Я знал. Но зачем мешать людям, когда им хочется что-то вам рассказать. Если вы позволяете им просвещать вас, они проникаются к вам расположением.
Уилсон засмеялся.
— Забавный старичок, Тиберий. Жаль, что теперь утверждают, будто во всех историях о нем нет ни слова правды.
Он принялся рассказывать мне про Тиберия. Ну, я тоже читал Светония и исторические исследования возникновения Римской империи, а потому ничего особенно нового не услышал. Но я заметил, что он довольно эрудирован, о чем и упомянул.
— Ну, когда я тут обосновался, мне, естественно, стало интересно, а времени читать у меня предостаточно. Когда живешь в месте, где полно всяких исторических ассоциаций, то история как будто приближается к тебе. Как будто ты сам живешь в исторические времена.

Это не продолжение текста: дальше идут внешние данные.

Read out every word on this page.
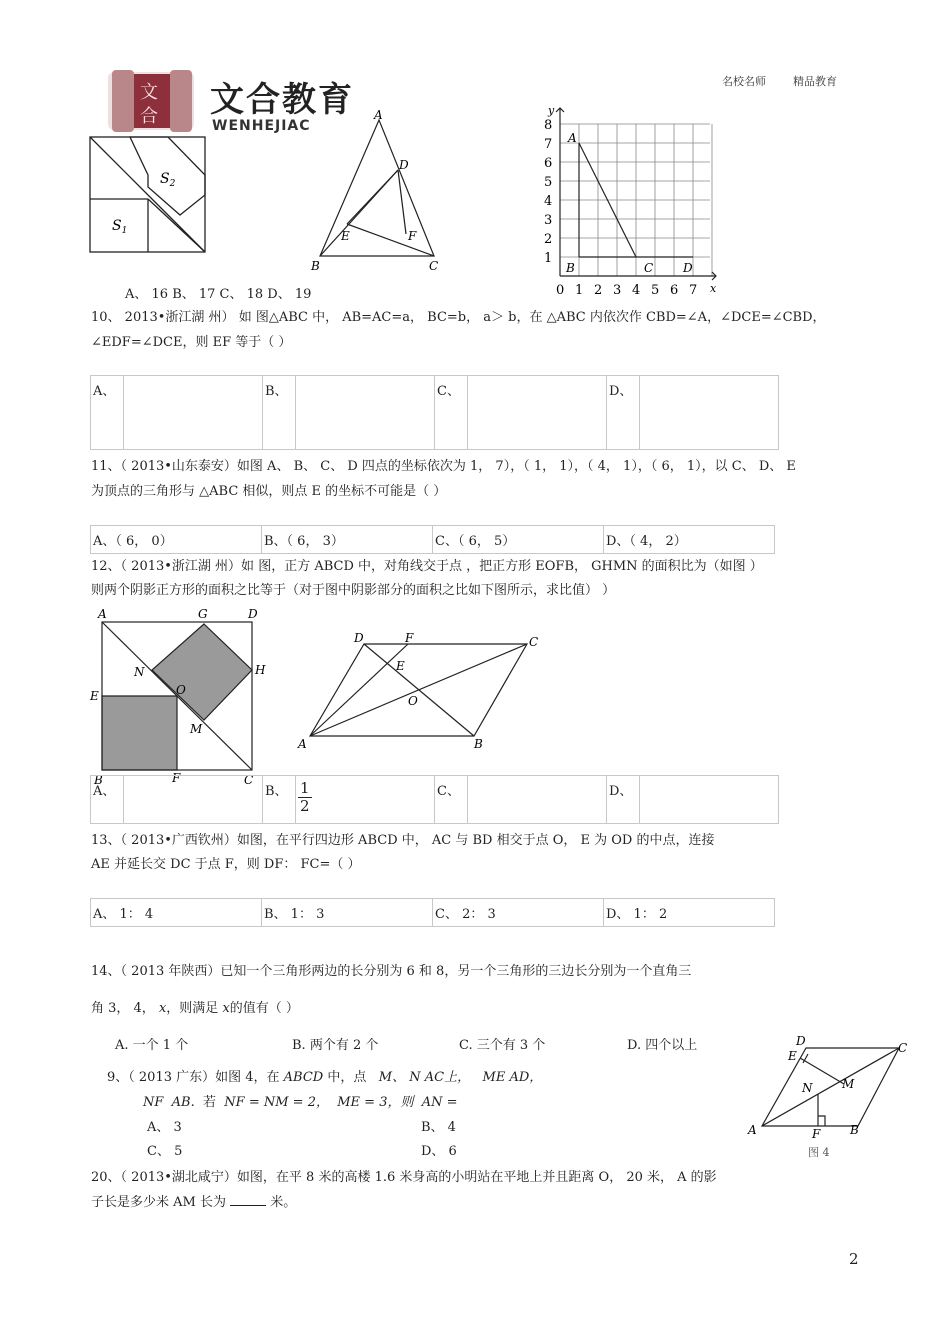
文
合 文合教育
WENHEJIAC
名校名师 精品教育
$S_2$
$S_1$
A
B	C
D
E	F
y
x
A
B	C D
1
2
3
4
5
6
7
8
0 1 2 3 4 5 6 7
A、 16 B、 17 C、 18 D、 19
10、 2013•浙江湖 州） 如 图△ABC 中， AB=AC=a， BC=b， a＞ b，在 △ABC 内依次作 CBD=∠A，∠DCE=∠CBD，
∠EDF=∠DCE，则 EF 等于（ ）
A、		B、		C、		D、	
11、（ 2013•山东泰安）如图 A、 B、 C、 D 四点的坐标依次为 1， 7），（ 1， 1），（ 4， 1），（ 6， 1），以 C、 D、 E
为顶点的三角形与 △ABC 相似，则点 E 的坐标不可能是（ ）
A、（ 6， 0）	B、（ 6， 3）	C、（ 6， 5）	D、（ 4， 2）
12、（ 2013•浙江湖 州）如 图，正方 ABCD 中，对角线交于点 ，把正方形 EOFB， GHMN 的面积比为（如图 ）
则两个阴影正方形的面积之比等于（对于图中阴影部分的面积之比如下图所示，求比值） ）
A	G	D
N	H
O
E
M
B	F	C
D	F	C
E
O
A	B
A、		B、	$\frac{1}{2}$	C、		D、	
13、（ 2013•广西钦州）如图，在平行四边形 ABCD 中， AC 与 BD 相交于点 O， E 为 OD 的中点，连接
AE 并延长交 DC 于点 F，则 DF： FC=（ ）
A、 1： 4	B、 1： 3	C、 2： 3	D、 1： 2
14、（ 2013 年陕西）已知一个三角形两边的长分别为 6 和 8，另一个三角形的三边长分别为一个直角三
角 3， 4， x，则满足 x的值有（ ）
A. 一个 1 个	B. 两个有 2 个	C. 三个有 3 个	D. 四个以上
9、（ 2013 广东）如图 4，在 ABCD 中，点 M、 N AC上， ME AD，
NF AB. 若 NF = NM = 2， ME = 3，则 AN =
A、 3	B、 4
C、 5	D、 6
D	C
E
N M
A	F B
图 4
20、（ 2013•湖北咸宁）如图，在平 8 米的高楼 1.6 米身高的小明站在平地上并且距离 O， 20 米， A 的影
子长是多少米 AM 长为	米。
2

Следует сказать, что происходило это в 1913 году. Мир был уютным, благоустроенным местом, и никому в голову не могло прийти, что хоть что-нибудь серьезное может нарушить его тихую безмятежность.

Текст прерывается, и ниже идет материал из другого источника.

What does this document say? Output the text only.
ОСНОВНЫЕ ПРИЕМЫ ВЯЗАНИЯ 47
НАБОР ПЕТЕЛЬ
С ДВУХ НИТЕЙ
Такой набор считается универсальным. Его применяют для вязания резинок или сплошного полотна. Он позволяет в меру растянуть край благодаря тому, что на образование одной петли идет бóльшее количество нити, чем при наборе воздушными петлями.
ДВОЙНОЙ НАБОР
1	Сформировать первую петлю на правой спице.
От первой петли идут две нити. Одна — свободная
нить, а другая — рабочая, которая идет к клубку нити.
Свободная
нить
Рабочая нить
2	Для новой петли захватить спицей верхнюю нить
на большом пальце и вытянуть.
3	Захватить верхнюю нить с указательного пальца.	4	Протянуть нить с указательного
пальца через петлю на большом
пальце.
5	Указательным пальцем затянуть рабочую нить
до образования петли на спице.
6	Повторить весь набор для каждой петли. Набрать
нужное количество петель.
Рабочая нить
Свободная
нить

— А вы здесь давно? — спросил я.
— Пятнадцать лет. — Он взглянул на спокойное синее море, и его узкие губы тронула странно-нежная улыбка, — Я влюбился в этот остров с первого взгляда. Полагаю, вы слышали про легендарного немца, который приехал сюда на неаполитанском пароходике просто пообедать и осмотреть Голубой грот, — и остался на сорок лет. Ну, со мной было не совсем так, но в конечном счете свелось к тому же. Только в моем случае сорока лет не будет. Двадцать пять. Но это все-таки лучше, чем ничего.
Я молчал, ожидая продолжения. Из его слов как будто следовало, что необычная история, которую мне рассказали, все-таки опиралась на факты. Но тут из воды, рассыпая брызги, вылез мой приятель, гордясь тем, что проплыл милю, и разговор перешел на другие темы.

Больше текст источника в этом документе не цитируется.